It’s always pleasing to hear news of government departments working together and committing to support activities that get young people physically active.
I read with interest last week’s announcement by Education Secretary, Damian Hinds MP, that the Department for Education, Department of Digital, Culture, Media and Sport, and the Department of Health and Social Care will work together to create a cross-government school sport and activity action plan, with a vision of boosting participation in competitive school sports.
I have long been an advocate of the power that physical activity and sport can have. When it is done well, it has the ability to change lives, build stronger communities and improve health.
It can transform wellbeing and create a fitter, healthier and happier nation; help prevent or manage medical conditions; reduce anxiety, stress or depression; improve a person’s confidence or self-esteem or bring diverse backgrounds together.
Some would say, however, that when it’s done badly, the negative experiences can live with someone for a lifetime.
So, is an increase in competitive sport in schools the answer to get young people more active?
In London, 84 per cent of girls and boys do not meet the national recommended level of activity* but in spite of this, in the recently published Sport and Recreational Alliance document Why are we failing our children?, 93 per cent of all children say they like being active.

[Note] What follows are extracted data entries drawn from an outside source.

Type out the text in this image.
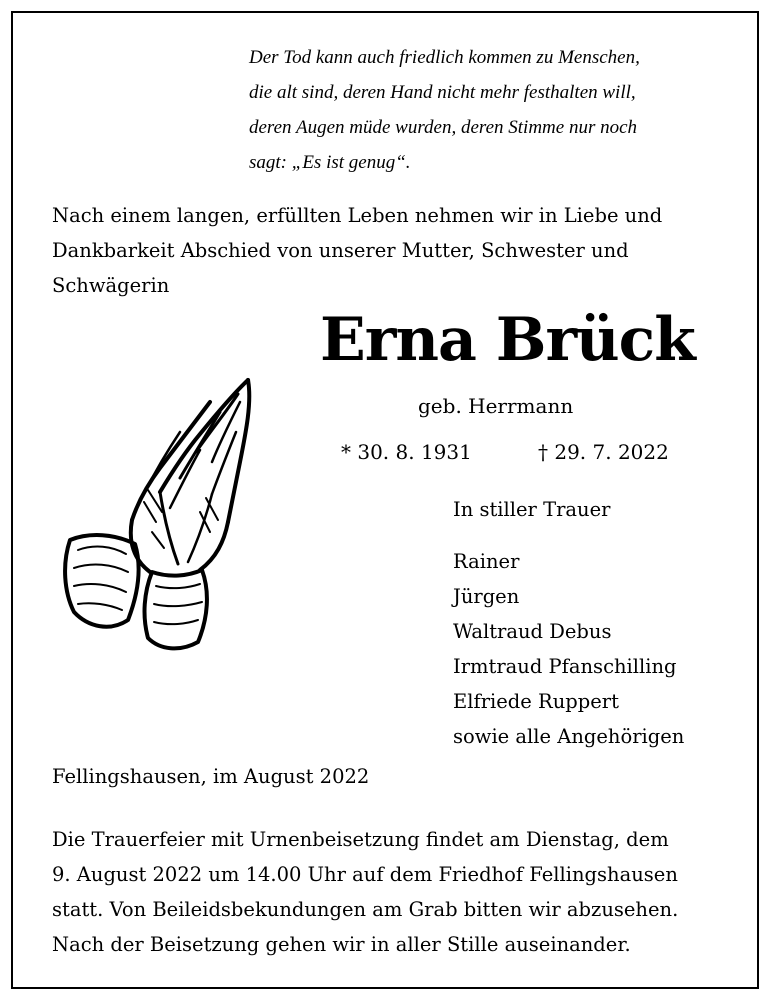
Der Tod kann auch friedlich kommen zu Menschen,
die alt sind, deren Hand nicht mehr festhalten will,
deren Augen müde wurden, deren Stimme nur noch
sagt: „Es ist genug“.
Nach einem langen, erfüllten Leben nehmen wir in Liebe und
Dankbarkeit Abschied von unserer Mutter, Schwester und
Schwägerin
Erna Brück
geb. Herrmann
* 30. 8. 1931	† 29. 7. 2022
In stiller Trauer
Rainer
Jürgen
Waltraud Debus
Irmtraud Pfanschilling
Elfriede Ruppert
sowie alle Angehörigen
Fellingshausen, im August 2022
Die Trauerfeier mit Urnenbeisetzung findet am Dienstag, dem
9. August 2022 um 14.00 Uhr auf dem Friedhof Fellingshausen
statt. Von Beileidsbekundungen am Grab bitten wir abzusehen.
Nach der Beisetzung gehen wir in aller Stille auseinander.
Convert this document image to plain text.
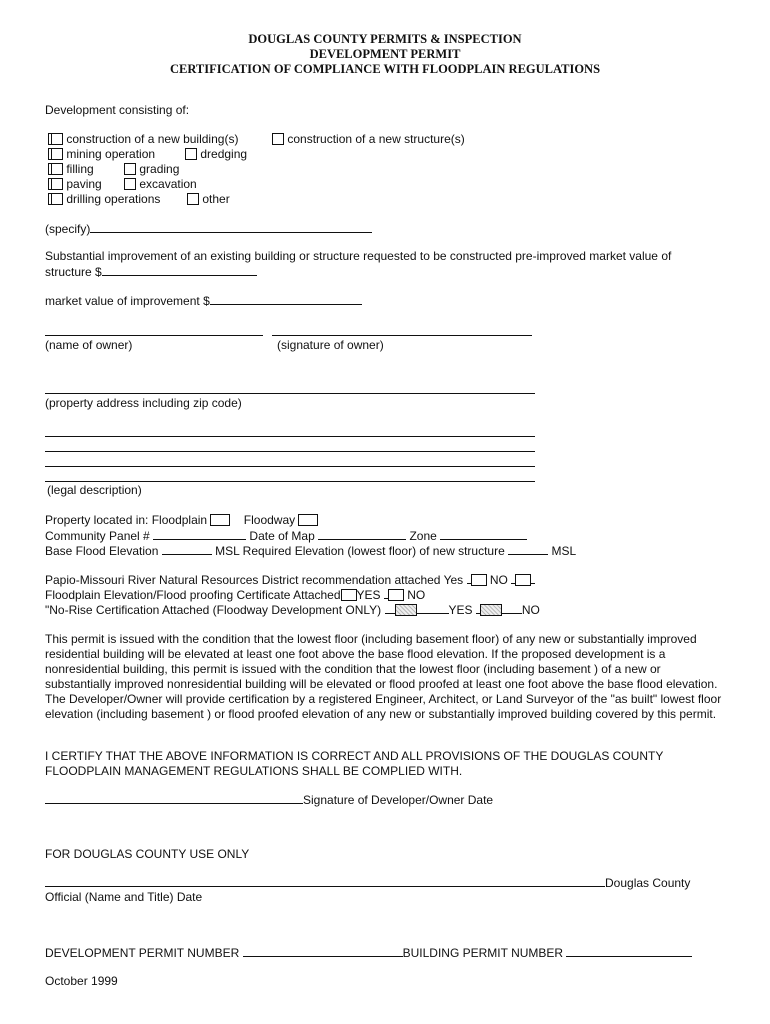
DOUGLAS COUNTY PERMITS & INSPECTION
DEVELOPMENT PERMIT
CERTIFICATION OF COMPLIANCE WITH FLOODPLAIN REGULATIONS
Development consisting of:
construction of a new building(s)	construction of a new structure(s)
mining operation	dredging
filling	grading
paving	excavation
drilling operations	other
(specify)
Substantial improvement of an existing building or structure requested to be constructed pre-improved market value of
structure $
market value of improvement $
(name of owner)	(signature of owner)
(property address including zip code)
(legal description)
Property located in: Floodplain	Floodway
Community Panel #	Date of Map	Zone
Base Flood Elevation	MSL Required Elevation (lowest floor) of new structure	MSL
Papio-Missouri River Natural Resources District recommendation attached Yes NO
Floodplain Elevation/Flood proofing Certificate Attached YES NO
"No-Rise Certification Attached (Floodway Development ONLY)	YES	NO
This permit is issued with the condition that the lowest floor (including basement floor) of any new or substantially improved residential building will be elevated at least one foot above the base flood elevation. If the proposed development is a nonresidential building, this permit is issued with the condition that the lowest floor (including basement ) of a new or substantially improved nonresidential building will be elevated or flood proofed at least one foot above the base flood elevation. The Developer/Owner will provide certification by a registered Engineer, Architect, or Land Surveyor of the "as built" lowest floor elevation (including basement ) or flood proofed elevation of any new or substantially improved building covered by this permit.
I CERTIFY THAT THE ABOVE INFORMATION IS CORRECT AND ALL PROVISIONS OF THE DOUGLAS COUNTY FLOODPLAIN MANAGEMENT REGULATIONS SHALL BE COMPLIED WITH.
Signature of Developer/Owner Date
FOR DOUGLAS COUNTY USE ONLY
Douglas County
Official (Name and Title) Date
DEVELOPMENT PERMIT NUMBER	BUILDING PERMIT NUMBER
October 1999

Worryingly, though, the same report suggested that 30 per cent of adults have reported having a negative or very negative experience of sport and recreation at school, with 40 per cent saying this experience directly influences their current habits.
There is no suggestion that all negative experiences at school come from competitive sport, but there have been many reported instances where this has been the case.
Access to competitive sport in schools can help to support the development of physical activity habits among young people but this should be alongside a broad, balanced and inclusive physical education, school sport and physical activity programme for children in schools.
Every child deserves the right to high-quality physical education, to daily physical activity, to be able to play in an environment that is conducive to fun and development.
Experiences must be fun, enjoyable and of value to those taking part, and children and young people must be better equipped for an active future.
Competitive school sport can be part of the solution, but this should be alongside rather than to the exclusion of everything else.
Only then will we start to see the cultural shift that we need to move our young people away from ‘Generation Inactive’ towards ‘Generation Active’.